Changing Patterns of Military Politics
Title | Changing Patterns of Military Politics PDF eBook |
Author | Philip Abrams |
Publisher | |
Pages | 272 |
Release | 1962 |
Genre | Military policy |
ISBN |
The New American Way of War
Title | The New American Way of War PDF eBook |
Author | Benjamin Buley |
Publisher | Psychology Press |
Pages | 201 |
Release | 2008 |
Genre | History |
ISBN | 0415429951 |
This book explores the cultural history and future prospects of the so-called ‘new American way of war’. In recent decades, American military culture has become increasingly dominated by a vision of ‘immaculate destruction’, which reached its apogee with the fall of Baghdad in 2003. Operation Iraqi Freedom was hailed as the triumphant validation of this new American way of war. For its most enthusiastic supporters, it also encapsulated a broader political vision. By achieving complete technical mastery of the battlefield, the US would render warfare surgical, humane, and predictable, and become a precisely calibrated instrument of national policy. American strategy has often been characterised as lacking in concern for the non-military consequences of actions. However, the chaotic aftermath of the Iraq War revealed the timeless truth that military success and political victory are not the same.

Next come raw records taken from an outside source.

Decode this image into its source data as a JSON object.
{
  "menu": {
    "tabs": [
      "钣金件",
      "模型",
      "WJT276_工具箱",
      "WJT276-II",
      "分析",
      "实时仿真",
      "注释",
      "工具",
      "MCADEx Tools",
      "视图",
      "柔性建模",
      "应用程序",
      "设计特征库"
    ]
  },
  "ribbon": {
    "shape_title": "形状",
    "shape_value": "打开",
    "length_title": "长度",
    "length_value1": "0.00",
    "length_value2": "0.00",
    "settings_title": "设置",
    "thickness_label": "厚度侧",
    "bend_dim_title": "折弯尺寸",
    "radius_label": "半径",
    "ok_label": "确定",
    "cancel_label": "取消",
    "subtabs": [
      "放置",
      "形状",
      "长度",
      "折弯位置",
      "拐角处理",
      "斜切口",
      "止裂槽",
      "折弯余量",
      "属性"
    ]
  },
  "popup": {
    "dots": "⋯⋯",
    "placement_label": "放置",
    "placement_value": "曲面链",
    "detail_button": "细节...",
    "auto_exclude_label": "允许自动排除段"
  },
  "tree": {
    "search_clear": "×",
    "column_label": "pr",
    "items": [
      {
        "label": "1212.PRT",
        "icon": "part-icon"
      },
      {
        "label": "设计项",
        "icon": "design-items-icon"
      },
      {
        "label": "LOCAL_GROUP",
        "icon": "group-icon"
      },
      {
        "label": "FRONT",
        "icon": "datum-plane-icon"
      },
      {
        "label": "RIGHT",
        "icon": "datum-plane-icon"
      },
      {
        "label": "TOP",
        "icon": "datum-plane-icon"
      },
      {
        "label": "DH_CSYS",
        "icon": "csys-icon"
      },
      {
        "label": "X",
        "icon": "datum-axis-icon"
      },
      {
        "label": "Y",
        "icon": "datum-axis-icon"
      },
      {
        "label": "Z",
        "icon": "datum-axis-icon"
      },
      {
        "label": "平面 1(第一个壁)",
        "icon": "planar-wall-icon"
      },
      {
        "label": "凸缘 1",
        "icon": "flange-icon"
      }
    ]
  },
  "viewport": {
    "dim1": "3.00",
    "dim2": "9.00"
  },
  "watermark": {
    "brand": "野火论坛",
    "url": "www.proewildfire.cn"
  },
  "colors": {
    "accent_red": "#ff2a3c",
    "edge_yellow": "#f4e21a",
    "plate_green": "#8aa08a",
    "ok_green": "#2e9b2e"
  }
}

In reality, the American way of war has frequently emerged as the contradictory expression of competing visions of war struggling for dominance since the early Cold War period. By tracing the origins and evolution of these competing views on the political utility of force, this book will set the currently popular image of a new American way of war in its broader historical, cultural and political context, and provide an assessment of its future prospects. This book will be of great interest to students of strategic studies, military theory, US foreign policy and international politics. It will be highly relevant for military practitioners interested in the fundamental concepts which continue to drive American strategic thinking in the contemporary battlegrounds of the War on Terror.